Ausgabe, 29. Oktober 2006

Klagenfurt (OTS) - Der Wahltag rückt näher, und immer noch ist eine gewaltige Anzahl von Österreichern unentschlossen. Und in einer OGM-Umfrage gaben 40 Prozent an, kaum Unterschiede zwischen den Parteien identifizieren zu können. Die Bewerber würden - so der Tenor - "im Großen und Ganzen das Gleiche" versprechen.

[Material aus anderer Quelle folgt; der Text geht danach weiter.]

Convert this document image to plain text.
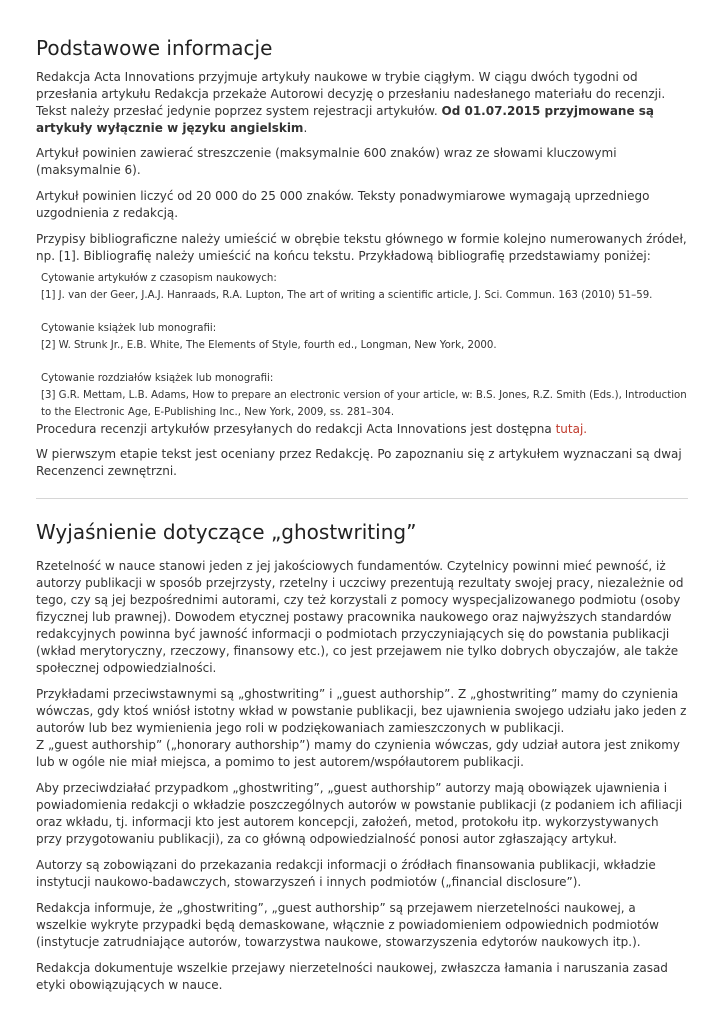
Podstawowe informacje

Redakcja Acta Innovations przyjmuje artykuły naukowe w trybie ciągłym. W ciągu dwóch tygodni od przesłania artykułu Redakcja przekaże Autorowi decyzję o przesłaniu nadesłanego materiału do recenzji. Tekst należy przesłać jedynie poprzez system rejestracji artykułów. Od 01.07.2015 przyjmowane są artykuły wyłącznie w języku angielskim.

Artykuł powinien zawierać streszczenie (maksymalnie 600 znaków) wraz ze słowami kluczowymi (maksymalnie 6).

Artykuł powinien liczyć od 20 000 do 25 000 znaków. Teksty ponadwymiarowe wymagają uprzedniego uzgodnienia z redakcją.

Przypisy bibliograficzne należy umieścić w obrębie tekstu głównego w formie kolejno numerowanych źródeł, np. [1]. Bibliografię należy umieścić na końcu tekstu. Przykładową bibliografię przedstawiamy poniżej:

Cytowanie artykułów z czasopism naukowych:

[1] J. van der Geer, J.A.J. Hanraads, R.A. Lupton, The art of writing a scientific article, J. Sci. Commun. 163 (2010) 51–59.

Cytowanie książek lub monografii:

[2] W. Strunk Jr., E.B. White, The Elements of Style, fourth ed., Longman, New York, 2000.

Cytowanie rozdziałów książek lub monografii:

[3] G.R. Mettam, L.B. Adams, How to prepare an electronic version of your article, w: B.S. Jones, R.Z. Smith (Eds.), Introduction to the Electronic Age, E-Publishing Inc., New York, 2009, ss. 281–304.

Procedura recenzji artykułów przesyłanych do redakcji Acta Innovations jest dostępna tutaj.

W pierwszym etapie tekst jest oceniany przez Redakcję. Po zapoznaniu się z artykułem wyznaczani są dwaj Recenzenci zewnętrzni.

Wyjaśnienie dotyczące „ghostwriting”

Rzetelność w nauce stanowi jeden z jej jakościowych fundamentów. Czytelnicy powinni mieć pewność, iż autorzy publikacji w sposób przejrzysty, rzetelny i uczciwy prezentują rezultaty swojej pracy, niezależnie od tego, czy są jej bezpośrednimi autorami, czy też korzystali z pomocy wyspecjalizowanego podmiotu (osoby fizycznej lub prawnej). Dowodem etycznej postawy pracownika naukowego oraz najwyższych standardów redakcyjnych powinna być jawność informacji o podmiotach przyczyniających się do powstania publikacji (wkład merytoryczny, rzeczowy, finansowy etc.), co jest przejawem nie tylko dobrych obyczajów, ale także społecznej odpowiedzialności.

Przykładami przeciwstawnymi są „ghostwriting” i „guest authorship”. Z „ghostwriting” mamy do czynienia wówczas, gdy ktoś wniósł istotny wkład w powstanie publikacji, bez ujawnienia swojego udziału jako jeden z autorów lub bez wymienienia jego roli w podziękowaniach zamieszczonych w publikacji.
Z „guest authorship” („honorary authorship”) mamy do czynienia wówczas, gdy udział autora jest znikomy lub w ogóle nie miał miejsca, a pomimo to jest autorem/współautorem publikacji.

Aby przeciwdziałać przypadkom „ghostwriting”, „guest authorship” autorzy mają obowiązek ujawnienia i powiadomienia redakcji o wkładzie poszczególnych autorów w powstanie publikacji (z podaniem ich afiliacji oraz wkładu, tj. informacji kto jest autorem koncepcji, założeń, metod, protokołu itp. wykorzystywanych przy przygotowaniu publikacji), za co główną odpowiedzialność ponosi autor zgłaszający artykuł.

Autorzy są zobowiązani do przekazania redakcji informacji o źródłach finansowania publikacji, wkładzie instytucji naukowo-badawczych, stowarzyszeń i innych podmiotów („financial disclosure”).

Redakcja informuje, że „ghostwriting”, „guest authorship” są przejawem nierzetelności naukowej, a wszelkie wykryte przypadki będą demaskowane, włącznie z powiadomieniem odpowiednich podmiotów (instytucje zatrudniające autorów, towarzystwa naukowe, stowarzyszenia edytorów naukowych itp.).

Redakcja dokumentuje wszelkie przejawy nierzetelności naukowej, zwłaszcza łamania i naruszania zasad etyki obowiązujących w nauce.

Das ist keine ermutigende Ausgangslage für eine demokratisch essenzielle Entscheidung.

Den Befund, dass Parteien in den vergangenen Jahren an Profil verloren, sich einander angenähert haben, kann man nicht von der Hand weisen. Auch nicht die Diagnose, dass Worthülsen im politischen Diskurs zunehmend inhaltliche Auseinandersetzungen überdecken. Doch dies taugt nicht als Ausrede dafür, auf die Stimme und damit das Mitbestimmungsrecht am 1. Oktober zu verzichten. Sich in der selbst"gewählten Ohnmacht zu verschanzen und gegen "die da oben" zu wettern macht keinen Sinn.

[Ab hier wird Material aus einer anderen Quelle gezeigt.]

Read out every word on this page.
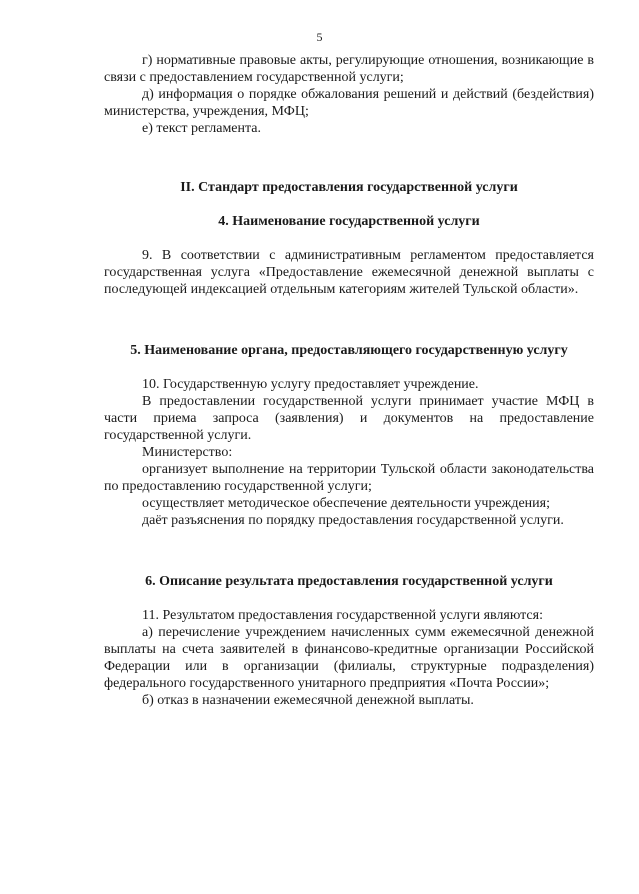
5

г) нормативные правовые акты, регулирующие отношения, возникающие в связи с предоставлением государственной услуги;

д) информация о порядке обжалования решений и действий (бездействия) министерства, учреждения, МФЦ;

е) текст регламента.

II. Стандарт предоставления государственной услуги

4. Наименование государственной услуги

9. В соответствии с административным регламентом предоставляется государственная услуга «Предоставление ежемесячной денежной выплаты с последующей индексацией отдельным категориям жителей Тульской области».

5. Наименование органа, предоставляющего государственную услугу

10. Государственную услугу предоставляет учреждение.

В предоставлении государственной услуги принимает участие МФЦ в части приема запроса (заявления) и документов на предоставление государственной услуги.

Министерство:

организует выполнение на территории Тульской области законодательства по предоставлению государственной услуги;

осуществляет методическое обеспечение деятельности учреждения;

даёт разъяснения по порядку предоставления государственной услуги.

6. Описание результата предоставления государственной услуги

11. Результатом предоставления государственной услуги являются:

а) перечисление учреждением начисленных сумм ежемесячной денежной выплаты на счета заявителей в финансово-кредитные организации Российской Федерации или в организации (филиалы, структурные подразделения) федерального государственного унитарного предприятия «Почта России»;

б) отказ в назначении ежемесячной денежной выплаты.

Wer vor der demokratischen Herausforderung, sich selbst ein Bild zu machen und danach zu entscheiden, kneift, der kann sich später Tiraden von wegen der Unabänderlichkeit gesellschaftlicher Zustände sparen.Denn genau am 1. Oktober hat jeder Einzelne ein Instrument in der Hand, um Veränderung herbeizuführen. Zur Wahl zu gehen bedeutet, Verantwortung zu übernehmen, auch für die eigene Zukunft.